A experiência de maternar vira a vida de uma mulher de cabeça para baixo. Prioridades, desejos e até os receios passam a estar diretamente atrelados à existência do filho. Nesse novo universo em que a mãe está absorvida pelas tarefas e responsabilidades que esse título carrega, uma coisa costuma ficar esquecida: a mulher que existiu antes da mãe.
O bate-papo com as amigas, o salão do final de semana, a praia do fim de tarde ou a viagem de última hora deixam de fazer parte daquela rotina que, agora, só tem espaço para as atividades que envolvem o filho – mesmo quando já está crescido.
A psicóloga Patrícia Moutinho, que também coordena o curso de psicologia da Estácio, explica os riscos de reduzir a personalidade da pessoa que gesta ao papel de mãe.
“Não é saudável ser apena uma coisa na vida. Quando uma mãe abre mão da sua vida nas mais diferentes áreas para ser apenas mãe, é um prato cheio para o adoecimento porque ela não está se constituindo enquanto um sujeito pleno”, explica Patrícia.
Há um ditado que diz que o filho é o último amor de uma mãe. Para psicóloga, esse é um pensamento perigoso e limitante. “O filho é mais um dos amores que uma mãe pode ter na vida porque ela precisa amar diversas coisas para se reconhecer enquanto ser humano”, defende.
Cláudia Medeiros é uma das mães que escolheram não abrir mão da própria vida mesmo após a maternidade. Aos 61 anos, ela faz tratamento de fisioterapia na Clínica Escola da Estácio e aproveita o momento para pensar apenas nela.
Autônoma, Cláudia tem uma filha de 35 anos e, ao longo de todo esse tempo, aprendeu como era importante ser outras coisas além de mãe. “Filho é pra sempre, mesmo casados, morando longe, a preocupação é sempre a mesma”, ressalta. “Mas isso nunca me impediu de cuidar de mim”, garante.
Para Cláudia, as sessões de fisioterapia que ela já faz há 12 anos são um momento de cuidar de si. “Eu chego aqui de um jeito e saio de outro. Não é só a saúde física, é para a cabeça também, durmo melhor, vivo melhor”, pontua.
Patrícia reforça que essa percepção da mãe enquanto um ser independente da cria, principalmente na terceira idade, é como uma declaração de amor para o filho. “É como se ela validasse que ele pode seguir com a própria vida porque ela vai ficar bem”, ressalta.
Perceber-se mais que mãe
Para Patrícia, é fundamental que as pessoas enxerguem a mãe como um ser desejante. “O sujeito precisa ter os seus desejos, os seus próprios anseios, os seus valores. Eu preciso ser uma boa profissional para ser uma melhor mãe porque os meus conhecimentos e experiências vão refletir na educação do meu filho”, explica.

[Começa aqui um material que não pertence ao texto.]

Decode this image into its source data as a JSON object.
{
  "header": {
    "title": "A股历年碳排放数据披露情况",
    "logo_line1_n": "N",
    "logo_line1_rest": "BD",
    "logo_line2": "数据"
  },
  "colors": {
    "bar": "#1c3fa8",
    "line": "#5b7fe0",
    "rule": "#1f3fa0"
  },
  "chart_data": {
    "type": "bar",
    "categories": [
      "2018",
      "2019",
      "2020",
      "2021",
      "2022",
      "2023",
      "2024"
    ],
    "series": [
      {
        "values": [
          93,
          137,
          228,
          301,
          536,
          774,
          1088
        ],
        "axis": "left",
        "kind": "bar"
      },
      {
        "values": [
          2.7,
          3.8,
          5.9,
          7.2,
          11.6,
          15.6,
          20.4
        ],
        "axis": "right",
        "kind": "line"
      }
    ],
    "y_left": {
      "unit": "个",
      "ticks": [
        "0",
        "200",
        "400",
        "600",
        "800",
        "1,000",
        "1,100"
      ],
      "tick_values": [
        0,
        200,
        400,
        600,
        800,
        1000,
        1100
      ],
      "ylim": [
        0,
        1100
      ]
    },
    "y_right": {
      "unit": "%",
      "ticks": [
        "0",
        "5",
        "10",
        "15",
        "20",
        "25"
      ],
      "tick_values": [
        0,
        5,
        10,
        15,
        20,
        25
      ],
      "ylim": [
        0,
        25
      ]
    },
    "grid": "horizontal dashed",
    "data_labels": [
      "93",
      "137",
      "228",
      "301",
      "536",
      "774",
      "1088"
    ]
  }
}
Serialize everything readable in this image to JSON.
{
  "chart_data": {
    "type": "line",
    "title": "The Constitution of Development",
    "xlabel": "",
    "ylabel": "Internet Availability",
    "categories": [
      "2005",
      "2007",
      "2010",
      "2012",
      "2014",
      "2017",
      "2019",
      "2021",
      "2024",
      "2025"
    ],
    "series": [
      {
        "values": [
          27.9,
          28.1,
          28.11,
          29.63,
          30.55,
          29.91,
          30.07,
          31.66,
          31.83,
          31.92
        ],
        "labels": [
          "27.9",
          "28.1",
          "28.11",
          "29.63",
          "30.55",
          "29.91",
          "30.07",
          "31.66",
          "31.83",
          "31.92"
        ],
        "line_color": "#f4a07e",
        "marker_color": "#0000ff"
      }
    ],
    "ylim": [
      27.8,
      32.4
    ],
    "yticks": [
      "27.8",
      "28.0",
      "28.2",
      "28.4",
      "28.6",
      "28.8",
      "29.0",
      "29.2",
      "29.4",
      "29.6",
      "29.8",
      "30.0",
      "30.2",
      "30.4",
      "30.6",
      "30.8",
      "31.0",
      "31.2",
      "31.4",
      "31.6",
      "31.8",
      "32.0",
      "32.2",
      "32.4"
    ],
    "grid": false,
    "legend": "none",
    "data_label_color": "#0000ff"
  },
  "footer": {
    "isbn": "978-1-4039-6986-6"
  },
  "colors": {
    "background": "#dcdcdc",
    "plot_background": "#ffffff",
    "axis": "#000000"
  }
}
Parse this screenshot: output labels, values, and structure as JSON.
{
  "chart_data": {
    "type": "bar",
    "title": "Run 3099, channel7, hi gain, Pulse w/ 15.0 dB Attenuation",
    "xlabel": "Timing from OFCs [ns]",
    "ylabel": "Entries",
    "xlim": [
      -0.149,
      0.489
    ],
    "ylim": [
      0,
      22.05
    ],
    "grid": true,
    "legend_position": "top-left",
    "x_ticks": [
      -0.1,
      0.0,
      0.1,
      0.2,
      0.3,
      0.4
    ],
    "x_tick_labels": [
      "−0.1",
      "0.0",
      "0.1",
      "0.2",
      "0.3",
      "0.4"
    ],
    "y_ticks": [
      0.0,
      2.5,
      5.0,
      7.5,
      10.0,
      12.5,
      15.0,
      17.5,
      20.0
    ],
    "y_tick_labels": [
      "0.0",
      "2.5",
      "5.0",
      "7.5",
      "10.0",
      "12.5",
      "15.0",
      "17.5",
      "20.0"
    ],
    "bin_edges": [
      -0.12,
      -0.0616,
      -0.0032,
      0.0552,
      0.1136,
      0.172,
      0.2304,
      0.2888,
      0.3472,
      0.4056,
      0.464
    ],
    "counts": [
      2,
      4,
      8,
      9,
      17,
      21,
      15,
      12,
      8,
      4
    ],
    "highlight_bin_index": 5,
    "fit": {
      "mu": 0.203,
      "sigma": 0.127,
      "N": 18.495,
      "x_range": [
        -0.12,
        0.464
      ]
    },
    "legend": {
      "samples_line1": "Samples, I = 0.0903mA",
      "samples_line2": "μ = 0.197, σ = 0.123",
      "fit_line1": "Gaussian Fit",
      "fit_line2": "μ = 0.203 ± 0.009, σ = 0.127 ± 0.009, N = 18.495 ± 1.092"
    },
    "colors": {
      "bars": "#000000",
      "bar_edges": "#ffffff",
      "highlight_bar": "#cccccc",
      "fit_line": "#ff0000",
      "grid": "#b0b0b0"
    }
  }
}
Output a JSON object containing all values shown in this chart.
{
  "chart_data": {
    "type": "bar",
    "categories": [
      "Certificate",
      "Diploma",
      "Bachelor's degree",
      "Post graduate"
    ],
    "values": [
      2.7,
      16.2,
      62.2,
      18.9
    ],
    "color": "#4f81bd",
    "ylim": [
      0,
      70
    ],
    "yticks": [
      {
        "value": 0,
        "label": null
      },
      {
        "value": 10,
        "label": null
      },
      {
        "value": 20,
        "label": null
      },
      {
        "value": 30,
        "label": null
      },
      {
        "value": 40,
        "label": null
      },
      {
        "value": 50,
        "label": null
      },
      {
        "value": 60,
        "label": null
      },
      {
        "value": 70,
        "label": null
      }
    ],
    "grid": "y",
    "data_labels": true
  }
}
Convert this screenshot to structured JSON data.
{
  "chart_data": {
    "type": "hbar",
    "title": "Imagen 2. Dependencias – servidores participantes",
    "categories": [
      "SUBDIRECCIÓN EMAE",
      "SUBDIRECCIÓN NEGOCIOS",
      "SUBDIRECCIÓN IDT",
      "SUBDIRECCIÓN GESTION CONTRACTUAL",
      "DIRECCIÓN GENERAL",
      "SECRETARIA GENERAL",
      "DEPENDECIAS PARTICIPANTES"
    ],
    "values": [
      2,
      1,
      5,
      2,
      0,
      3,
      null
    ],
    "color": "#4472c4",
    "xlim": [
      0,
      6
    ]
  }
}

A psicóloga sugere ainda que as mães reflitam e se questionem sobre quais horizontes ela quer oportunizar para o próprio filho. Através dess questionamento ela vai perceber que as suas experiências também vão impactar na maneira como ela materna.
Cláudia conta que conseguiu identificar o autocuidado como um elemento importante para o seu papel de mãe. “Eu percebi que eu precisava estar bem para cuidar da minha filha e para isso tem que se cuidar. Se você não está bem, não tem como fazer bem para outra pessoa”, disse.
As possibilidades não se esgotam após a maternidade. Os filhos são importantes, mas não são as únicas perspectivas da vida de uma mulher. “Se você tem apenas uma finalidade na sua vida, está correndo o risco de conviver com a falta de outras perspectivas”, diz Patrícia. “Acima de mãe, você é uma pessoa. Acolha seus sentimentos”, finaliza.
Um compromisso de toda a sociedade
O adoecimento do qual se fala está relacionado, principalmente, à saúde mental da mulher. Assim como as mães com dupla jornada sofrem de sobrecarga, aquelas que abdicam de suas outras atividades também podem ser sufocadas pelo papel e mãe.
Como explica Patrícia, é importante que todos que estão em volta daquela mulher possam ajudá-la a identificar esse sofrimento e, assim, buscar maneiras e curá-lo.
“Por vezes, é tamanho o foco no sucesso do filho que a mãe sequer se percebe enquanto um ser adoecido”, alerta a profissional. “É importante que a rede de apoio perceba isso não só para alertá-la, mas para auxiliá-la nesse exercício de recuperação da própria identidade”, defende.